The Portuguese ravaged temples in Goa after they established their rule by 1520. Bishop Dume wrote to the King of Portugal on January 12, 1522 that service to God required razing temples and erecting churches in their place, and only those who convert to Christianity would be allowed to stay. All Hindu temples in Goa were demolished by June 28, 1541 by Miguel Vaz, who was blessed by Francis Xavier for carrying out the task. However, Muslim invaders targeted temples for riches. Mahmud Ghazni raided India 17 times. He broke the idols of Somnath when he could not get the desired wealth about which he had information. Temples were repositories of gold and jewels. Whenever he faced a financial crunch, he invaded to pillage. Invaders targeted mostly wealth. In 1739, Nadir Shah took back the booty that he had plundered on 700 elephants, 4,000 camels and 12,000 horses. After his return, he abolished taxes for three years in Iran.

However, there is no evidence that the temple, or whatever structure it was, at Ayodhya, was demolished for wealth. It was an act of vandalism to subjugate. It is heartening that top leaders of both communities, including Prime Minister Narendra Modi, licked people into shape. There were no victory rallies or festivities by Hindus. This is the leitmotif of the Ram Katha, which spurns hatred or ill-will for anyone. Tulidas’ Ramcharitmanas is totally free from any hint of communalism though his time was not free from such rancor. George Grierson, in his “Notes on Tulsidas” which appeared in 1893 in the Indian Antiquary, extols Ramcharitmanas as the embodiment of Indian culture and he was mesmerised to such an extent that he wrote that even if the whole of Indian culture is destroyed and the Ramcharitmanas is saved, it alone will resurrect Indian culture.

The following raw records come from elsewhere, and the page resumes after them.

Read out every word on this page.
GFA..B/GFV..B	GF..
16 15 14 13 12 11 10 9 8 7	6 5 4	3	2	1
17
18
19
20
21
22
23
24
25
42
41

Vincent Smith laments that historians did not ruminate over the contributions of Tulsidas and just ignored him. Tulsidas talks of hunger and poverty: “The privation of the poor wretch who starves for want of food and nourishment will not be removed by drawing a picture of Kalpataru (the wish-fulfilling tree) or the Kamdhenu (the celestial cow with unbounded capacity to fulfill all needs) on the walls. The satisfaction of a good meal is known only to him who eats it, even if he should not say a word; but mere talk day and night about six varieties of eatables will do him no good.” The Ramayana has approximately 300 versions in India and abroad. Some countries other than India have more than one version. For instance, Myanmar has two versions: Ramavattu and Ramathagyan. But everywhere Ram is love, compassion, sacrifice and other virtues personified. It is not to humiliate or belittle anyone.